Friday, October 07, 2005

A good day indeed

Thursday was such a good day for me that I hardly know where to start pontificating about it.

As many of you know, I am in Organic Chemistry this semester. Hardly has there ever been a more villified and feared class among the college body. I certainly would not be taking it if I didn't have to and I live in terror that I'll suddenly realize the teacher is talking in Greek and I might as well drop out of college as soon as pass this class. We had a quiz on Monday that I had done a brief study session for and thought that I understood all of the subject matter it entailed. However, as I stared blankly at the quiz, it did, in fact, seem to be written in Greek. But I buckled myself and went through the grueling process of deciphering what exactly the question was trying to pry out of my brain. We got the quiz back during lab on thursday and I was shocked at the bright red marks all over the page.

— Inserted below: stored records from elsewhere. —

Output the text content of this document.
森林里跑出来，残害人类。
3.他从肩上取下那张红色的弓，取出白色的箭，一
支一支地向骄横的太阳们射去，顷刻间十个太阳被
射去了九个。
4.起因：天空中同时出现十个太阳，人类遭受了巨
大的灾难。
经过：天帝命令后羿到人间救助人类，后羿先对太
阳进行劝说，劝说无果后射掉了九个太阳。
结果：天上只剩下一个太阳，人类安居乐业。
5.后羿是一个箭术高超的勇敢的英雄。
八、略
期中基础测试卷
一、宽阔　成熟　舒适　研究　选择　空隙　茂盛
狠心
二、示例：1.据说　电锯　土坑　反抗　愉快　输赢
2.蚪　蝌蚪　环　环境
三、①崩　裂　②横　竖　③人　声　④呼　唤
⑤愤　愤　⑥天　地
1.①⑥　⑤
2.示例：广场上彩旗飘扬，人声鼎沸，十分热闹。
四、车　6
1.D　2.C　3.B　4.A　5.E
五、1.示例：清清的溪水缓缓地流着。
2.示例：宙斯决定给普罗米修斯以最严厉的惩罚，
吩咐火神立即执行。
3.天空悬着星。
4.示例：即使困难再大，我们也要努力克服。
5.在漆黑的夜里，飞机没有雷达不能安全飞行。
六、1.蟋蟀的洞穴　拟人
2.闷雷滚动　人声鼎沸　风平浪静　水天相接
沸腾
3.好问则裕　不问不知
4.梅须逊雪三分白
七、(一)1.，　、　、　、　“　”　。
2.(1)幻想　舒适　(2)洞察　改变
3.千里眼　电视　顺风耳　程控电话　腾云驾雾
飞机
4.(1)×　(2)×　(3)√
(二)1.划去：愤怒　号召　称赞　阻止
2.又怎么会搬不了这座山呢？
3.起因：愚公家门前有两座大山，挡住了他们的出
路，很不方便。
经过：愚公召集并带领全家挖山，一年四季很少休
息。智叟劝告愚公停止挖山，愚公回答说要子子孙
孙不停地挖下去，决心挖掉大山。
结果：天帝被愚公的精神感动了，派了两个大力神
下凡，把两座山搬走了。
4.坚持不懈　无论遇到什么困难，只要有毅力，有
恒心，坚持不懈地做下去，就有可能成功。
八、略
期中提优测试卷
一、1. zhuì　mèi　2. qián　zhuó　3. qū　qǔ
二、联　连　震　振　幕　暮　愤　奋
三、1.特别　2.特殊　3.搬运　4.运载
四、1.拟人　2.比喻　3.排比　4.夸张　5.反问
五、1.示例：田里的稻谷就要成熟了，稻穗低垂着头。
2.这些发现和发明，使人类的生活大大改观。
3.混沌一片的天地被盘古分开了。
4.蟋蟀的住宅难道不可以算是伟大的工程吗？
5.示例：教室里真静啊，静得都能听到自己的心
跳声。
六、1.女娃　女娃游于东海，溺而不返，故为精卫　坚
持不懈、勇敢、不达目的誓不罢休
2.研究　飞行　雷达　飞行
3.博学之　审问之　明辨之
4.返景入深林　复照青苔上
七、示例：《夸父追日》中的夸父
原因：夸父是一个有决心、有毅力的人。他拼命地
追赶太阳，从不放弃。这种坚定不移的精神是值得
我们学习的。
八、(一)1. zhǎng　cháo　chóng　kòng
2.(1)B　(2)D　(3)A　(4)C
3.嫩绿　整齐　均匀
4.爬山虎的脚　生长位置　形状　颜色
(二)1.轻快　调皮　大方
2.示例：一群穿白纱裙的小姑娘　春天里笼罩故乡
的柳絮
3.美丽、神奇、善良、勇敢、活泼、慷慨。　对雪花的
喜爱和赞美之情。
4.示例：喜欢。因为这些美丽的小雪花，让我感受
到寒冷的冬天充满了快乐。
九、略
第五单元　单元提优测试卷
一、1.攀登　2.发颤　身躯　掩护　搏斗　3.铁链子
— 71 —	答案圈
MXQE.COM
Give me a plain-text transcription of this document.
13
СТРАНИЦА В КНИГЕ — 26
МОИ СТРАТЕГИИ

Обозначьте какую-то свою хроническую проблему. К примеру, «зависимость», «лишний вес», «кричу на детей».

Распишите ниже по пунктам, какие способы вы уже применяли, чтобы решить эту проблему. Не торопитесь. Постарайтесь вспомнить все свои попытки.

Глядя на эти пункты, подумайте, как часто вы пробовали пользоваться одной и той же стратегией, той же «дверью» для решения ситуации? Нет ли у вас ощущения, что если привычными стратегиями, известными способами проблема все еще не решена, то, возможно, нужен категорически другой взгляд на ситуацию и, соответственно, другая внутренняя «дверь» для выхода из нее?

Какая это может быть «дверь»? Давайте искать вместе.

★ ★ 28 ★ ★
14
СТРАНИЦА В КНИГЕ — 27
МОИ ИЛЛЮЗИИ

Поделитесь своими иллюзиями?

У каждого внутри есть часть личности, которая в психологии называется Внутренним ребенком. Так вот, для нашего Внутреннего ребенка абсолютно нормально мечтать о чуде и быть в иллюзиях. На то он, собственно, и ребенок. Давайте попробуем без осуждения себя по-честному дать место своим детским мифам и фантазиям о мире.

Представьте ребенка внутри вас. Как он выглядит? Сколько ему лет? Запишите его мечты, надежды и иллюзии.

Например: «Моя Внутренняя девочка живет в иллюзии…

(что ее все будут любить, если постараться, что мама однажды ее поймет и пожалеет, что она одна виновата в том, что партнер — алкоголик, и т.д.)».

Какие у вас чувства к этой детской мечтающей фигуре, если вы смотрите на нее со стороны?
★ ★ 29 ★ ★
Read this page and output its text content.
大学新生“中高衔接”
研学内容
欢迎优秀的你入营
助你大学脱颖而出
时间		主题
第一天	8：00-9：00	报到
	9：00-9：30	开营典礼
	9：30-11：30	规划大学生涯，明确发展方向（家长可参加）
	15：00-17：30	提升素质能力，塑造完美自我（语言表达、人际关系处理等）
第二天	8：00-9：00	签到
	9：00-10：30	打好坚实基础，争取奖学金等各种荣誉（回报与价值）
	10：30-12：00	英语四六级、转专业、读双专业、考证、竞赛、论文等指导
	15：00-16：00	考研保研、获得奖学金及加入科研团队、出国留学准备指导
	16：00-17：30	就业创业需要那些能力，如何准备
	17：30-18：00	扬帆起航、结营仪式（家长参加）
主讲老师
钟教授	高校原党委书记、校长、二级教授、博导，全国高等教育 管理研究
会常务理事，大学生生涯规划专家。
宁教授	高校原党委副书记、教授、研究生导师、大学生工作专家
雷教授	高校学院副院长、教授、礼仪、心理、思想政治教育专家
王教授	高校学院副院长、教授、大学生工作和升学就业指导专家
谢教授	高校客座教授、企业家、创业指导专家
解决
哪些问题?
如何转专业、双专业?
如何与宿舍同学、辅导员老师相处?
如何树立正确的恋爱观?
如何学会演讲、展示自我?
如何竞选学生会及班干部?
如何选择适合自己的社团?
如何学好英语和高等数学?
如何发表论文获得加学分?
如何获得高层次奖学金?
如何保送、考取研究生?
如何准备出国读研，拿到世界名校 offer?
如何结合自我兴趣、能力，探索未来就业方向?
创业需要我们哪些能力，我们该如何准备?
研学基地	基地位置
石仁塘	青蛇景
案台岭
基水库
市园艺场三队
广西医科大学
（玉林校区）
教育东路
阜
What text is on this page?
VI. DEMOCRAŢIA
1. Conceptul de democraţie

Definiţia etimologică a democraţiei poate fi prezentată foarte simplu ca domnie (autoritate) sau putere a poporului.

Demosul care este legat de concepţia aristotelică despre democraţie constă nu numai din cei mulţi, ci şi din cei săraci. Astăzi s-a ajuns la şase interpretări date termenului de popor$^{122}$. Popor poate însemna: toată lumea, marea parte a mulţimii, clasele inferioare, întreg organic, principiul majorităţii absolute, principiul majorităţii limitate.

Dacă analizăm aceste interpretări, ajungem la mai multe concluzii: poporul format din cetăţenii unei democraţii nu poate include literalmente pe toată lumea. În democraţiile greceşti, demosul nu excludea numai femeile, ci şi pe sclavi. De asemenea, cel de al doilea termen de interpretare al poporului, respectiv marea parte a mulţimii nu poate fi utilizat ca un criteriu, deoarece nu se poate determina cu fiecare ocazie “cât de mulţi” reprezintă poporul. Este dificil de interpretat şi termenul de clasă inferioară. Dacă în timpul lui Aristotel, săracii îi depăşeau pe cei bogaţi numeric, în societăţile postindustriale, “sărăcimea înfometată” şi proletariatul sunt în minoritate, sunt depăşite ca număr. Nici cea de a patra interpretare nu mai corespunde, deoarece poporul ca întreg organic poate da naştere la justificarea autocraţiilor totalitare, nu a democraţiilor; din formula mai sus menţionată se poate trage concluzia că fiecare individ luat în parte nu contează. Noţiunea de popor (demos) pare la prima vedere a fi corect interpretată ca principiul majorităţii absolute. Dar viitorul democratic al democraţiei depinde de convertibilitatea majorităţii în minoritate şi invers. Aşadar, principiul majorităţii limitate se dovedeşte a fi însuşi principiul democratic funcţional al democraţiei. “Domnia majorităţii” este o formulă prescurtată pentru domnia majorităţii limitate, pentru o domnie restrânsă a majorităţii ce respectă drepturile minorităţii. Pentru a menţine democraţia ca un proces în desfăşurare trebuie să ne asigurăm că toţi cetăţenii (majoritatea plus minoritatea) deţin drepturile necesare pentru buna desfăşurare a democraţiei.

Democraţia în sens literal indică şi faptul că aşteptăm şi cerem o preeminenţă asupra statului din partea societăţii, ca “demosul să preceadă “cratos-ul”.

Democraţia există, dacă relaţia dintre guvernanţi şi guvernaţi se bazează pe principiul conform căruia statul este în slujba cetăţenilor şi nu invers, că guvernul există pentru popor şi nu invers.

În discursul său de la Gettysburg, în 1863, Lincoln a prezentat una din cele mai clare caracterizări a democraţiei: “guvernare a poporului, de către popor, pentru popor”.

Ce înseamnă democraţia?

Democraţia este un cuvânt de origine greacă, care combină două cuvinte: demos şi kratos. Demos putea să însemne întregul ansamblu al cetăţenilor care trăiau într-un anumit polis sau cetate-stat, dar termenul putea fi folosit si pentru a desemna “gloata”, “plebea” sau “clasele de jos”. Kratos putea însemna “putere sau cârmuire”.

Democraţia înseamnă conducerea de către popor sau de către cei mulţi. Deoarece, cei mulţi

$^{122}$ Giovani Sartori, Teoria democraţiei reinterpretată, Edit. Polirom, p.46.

All check marks and a 20/20 written boldly at the top! =) I hadn't missed a single one! I was very pleasantly surprised. And to top it all off, as I was working on my experiment, Dr. Stevens came into the lab and was asking everyone who Hannah was. I identified myself and braced for the impact of whatever he was going to tell me I had done wrong. But instead of yelling, he shook my hand. I had been the only one to get a perfect score on the quiz and he was proud of me! He had gone far out of his way simply to congratulate me and it has left a permanent glow on my face ever since.

I haven't felt so motivated to excel in a class since middle school. As an honors student, it has frustrated me throughout high school and college that despite going above and beyond the call of duty, few people ever truly recognize you for it. In fact, students who are struggling tend to get more attention than those who are doing well. Which is fine and dandy because they need it but often those of us who do the work get overlooked and it leaves me wondering why should I bother? I'm sad to admit that there have been classes (many, many classes) that I have felt apathetic enough about simply to accomplish the bare minimum because of this exact behavior.

But now, because of the effort of a professor to personally congratulate me, I want more then anything to continue doing well in this class. I might even venture to say that I like organic chemistry *gasp* simply because this has shed such a positive light onto the class. I plan on writing Dr. Stevens a thank you and explaining to him how much this gesture has meant to me because that, truly, is what makes a person a real teacher.

Scholarly huggles!

1 Comments:

At 1:55 PM, Anonymous Anonymous said...

That's fantastic. I am trying so hard to get Alex to feel that glow of a job well done. I always over-accomplished in school because I'm competitive. I don't understand the mentality of doing just what you have to to squeak by. The concept is completely foreign.

Congratulations, and I hope the rest of the class holds such pleasant surprises.